Will Your Tax Return be Audited?

Will Your Tax Return be Audited? Few things are more unnerving than having your tax return audited by the IRS. The IRS uses that “audit anxiety” to help keep taxpayers honest on their tax returns.

DIF scores count

The IRS evaluates tax returns based on their “DIF” scores, a set of IRS formulas known as the “Discriminate Function System.” About three-quarters of all returns audited are selected by the DIF computer, which compares deductions, credits, and exemptions with the norms for taxpayers in each income bracket.

While these formulas are kept very secret by the IRS, you can count on having a higher audit probability if you fall into certain categories or report certain things on your tax return.

What interests the IRS?

Some higher risk areas include the following –

1. Tax protests. Both the IRS and tax courts are getting fed up with what they consider frivolous tax protests. For example, you file a return stating that you owe no tax because the dollar is worthless or some other such protest, you may have an audit. will probably be audited.
2. High income. Because auditing higher-income taxpayers is likely to produce more additional tax revenue than auditing lower-income taxpayers, this category is targeted by the IRS.
3. Certain occupations. Taxpayers whose occupations produce cash income, such as taxi drivers and waiters, run a higher risk of  an audit. Self-employed individuals, particularly independent contractors, are IRS targets for the same reason; they are more likely to have unreported cash income.
4. No preparer or a problem preparer. Whether you have a complex return and prepare it yourself, or by someone on the IRS’s problem-preparer list, you are more likely to be audited.
5. Certain deductions. The IRS has found it profitable to audit returns that claim office-in-the-home deductions, travel and entertainment deductions, and certain other write-offs where they feel taxpayers stretch the truth.
6. Related party transactions. Taxpayers that have family members involved in their financial operations are more likely to be scrutinized by the IRS. For example, paying wages to your children, lending money to relatives, splitting income among family members, or running a family business will make the IRS more interested in your returns.
7. Abusive tax shelters and offshore accounts. In the last few years the Internal Revenue Service has detected a proliferation of abusive trust tax evasion schemes. As well as some people using offshore credit cards to evade paying U.S. income taxes. As a result, the IRS intends to expand its efforts to crack down on abuses in these areas.
Your best audit defense

Unless there is suspicion of fraud or substantial understatement of income, the IRS has three years from the due date of your return to initiate an audit. Although most returns are selected within two years of their file date.

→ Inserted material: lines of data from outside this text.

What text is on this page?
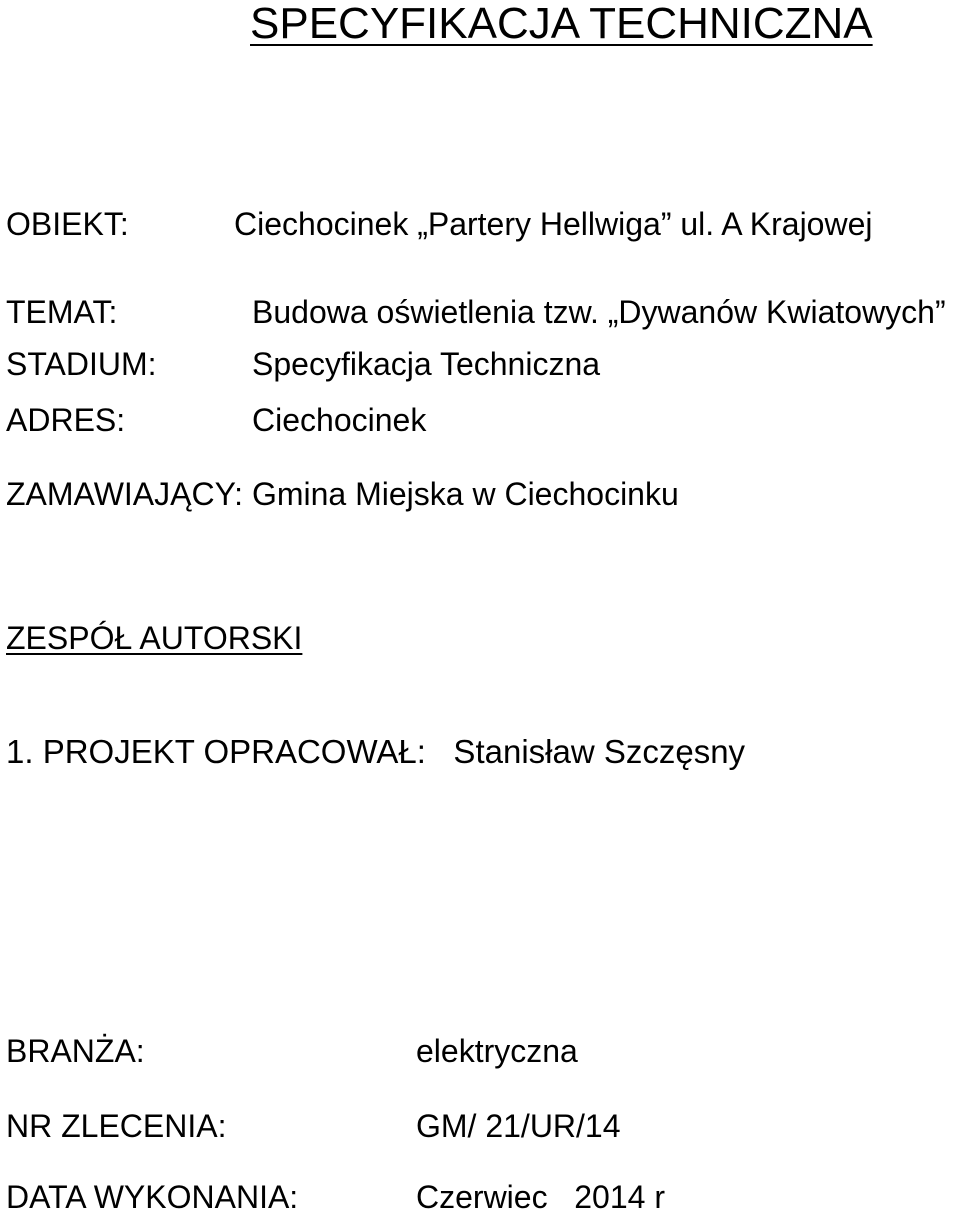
SPECYFIKACJA TECHNICZNA
OBIEKT:	Ciechocinek „Partery Hellwiga” ul. A Krajowej
TEMAT:	Budowa oświetlenia tzw. „Dywanów Kwiatowych”
STADIUM:	Specyfikacja Techniczna
ADRES:	Ciechocinek
ZAMAWIAJĄCY: Gmina Miejska w Ciechocinku
ZESPÓŁ AUTORSKI
1. PROJEKT OPRACOWAŁ:   Stanisław Szczęsny
BRANŻA:	elektryczna
NR ZLECENIA:	GM/ 21/UR/14
DATA WYKONANIA:	Czerwiec   2014 r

The best defense in an audit is a two-part strategy:

1. Have supporting documentation for all deductions and credits.

2. Call your accountant immediately to let them know that you’re being audited.

A professional can put your mind at ease, find the information that the IRS wants more quickly than you can, and very likely will save you money in the long run by getting a faster and more favorable conclusion to the audit.